Before we talk about the film’s depiction of mental health, a word on its handling of race. It is a subject that is never directly addressed, though its place in the film’s subtext is as pronounced as a steady hiss of white noise. Look no further than the oddness of the title, a reference to Allie’s ad for a roommate.

Through today’s eyes, it’s bizarre that Allie would include her whiteness as part of a housing ad. It was common in dating personal listings (and to some degree remains so) especially in less enlightened times when interracial relationships were either regarded as inherently taboo or bound to be controversial, but what difference should it make to a housing situation? At least Roos’s screenplay corrected the explicit discrimination of his source material’s title (again, SWF Seeks Same, emphasis mine), but this being a ‘90s movie, such explicit signaling was redundant. Of course the protagonist in a domestic thriller was white, and of course her roommate and boyfriend (and her gay upstairs neighbor and her freelance employer and the people walks among on the streets of early ‘90s New York) were white. When I brought this up to my friend Caity Weaver earlier this week, she said that because white was (and still largely is) the default, it’s strange that it was even noted at all.
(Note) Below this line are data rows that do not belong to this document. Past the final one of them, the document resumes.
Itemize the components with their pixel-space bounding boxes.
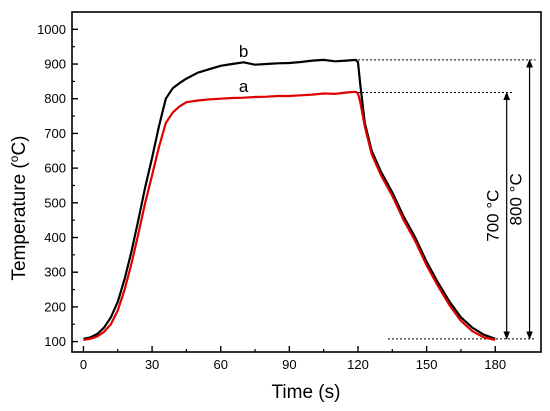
y-tick-label: 200 — [44, 299, 66, 314]
y-tick-label: 400 — [44, 230, 66, 245]
x-tick-label: 180 — [484, 357, 506, 372]
x-tick-label: 90 — [282, 357, 296, 372]
series-line-b — [83, 58, 496, 340]
y-tick-label: 700 — [44, 126, 66, 141]
x-tick-label: 0 — [80, 357, 87, 372]
series: ba — [83, 42, 496, 341]
y-tick-label: 900 — [44, 57, 66, 72]
y-tick-label: 1000 — [37, 22, 66, 37]
y-axis-title: Temperature (oC) — [7, 135, 30, 280]
x-axis-title: Time (s) — [272, 382, 341, 403]
y-tick-label: 300 — [44, 265, 66, 280]
x-tick-label: 150 — [416, 357, 438, 372]
y-tick-label: 500 — [44, 195, 66, 210]
x-tick-label: 30 — [145, 357, 159, 372]
plot-frame — [71, 11, 542, 353]
series-line-a — [83, 90, 496, 341]
span-label: 700 °C — [484, 190, 503, 242]
y-tick-label: 100 — [44, 334, 66, 349]
x-tick-label: 120 — [347, 357, 369, 372]
series-label-a: a — [239, 77, 249, 96]
x-tick-label: 60 — [213, 357, 227, 372]
y-tick-label: 600 — [44, 161, 66, 176]
axes: 0 30 60 90 120 150 180 100 200 300 400 500 600 700 800… — [37, 11, 542, 372]
y-tick-label: 800 — [44, 91, 66, 106]
annotations: 700 °C 800 °C — [357, 59, 536, 340]
span-label: 800 °C — [507, 173, 526, 225]
series-label-b: b — [239, 42, 248, 61]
Shoutout to Caity for coming up with Unmarried Karen as an alternate title to this film. Allie is such a Karen, so much so that in the film’s opening, when she and Sam are lying in bed and he asks how many kids she wants, her response is, “I don’t know, what’s the statistical norm?” Right-down-the-middle Allie is a perpetual victim who attempts a veneer of kindness that cracks as soon as Hedy starts getting annoying. It’s a daring choice to play and write her with nefarious fragility, though I think we’re supposed to sympathize with her beyond what I could afford on this most recent viewing.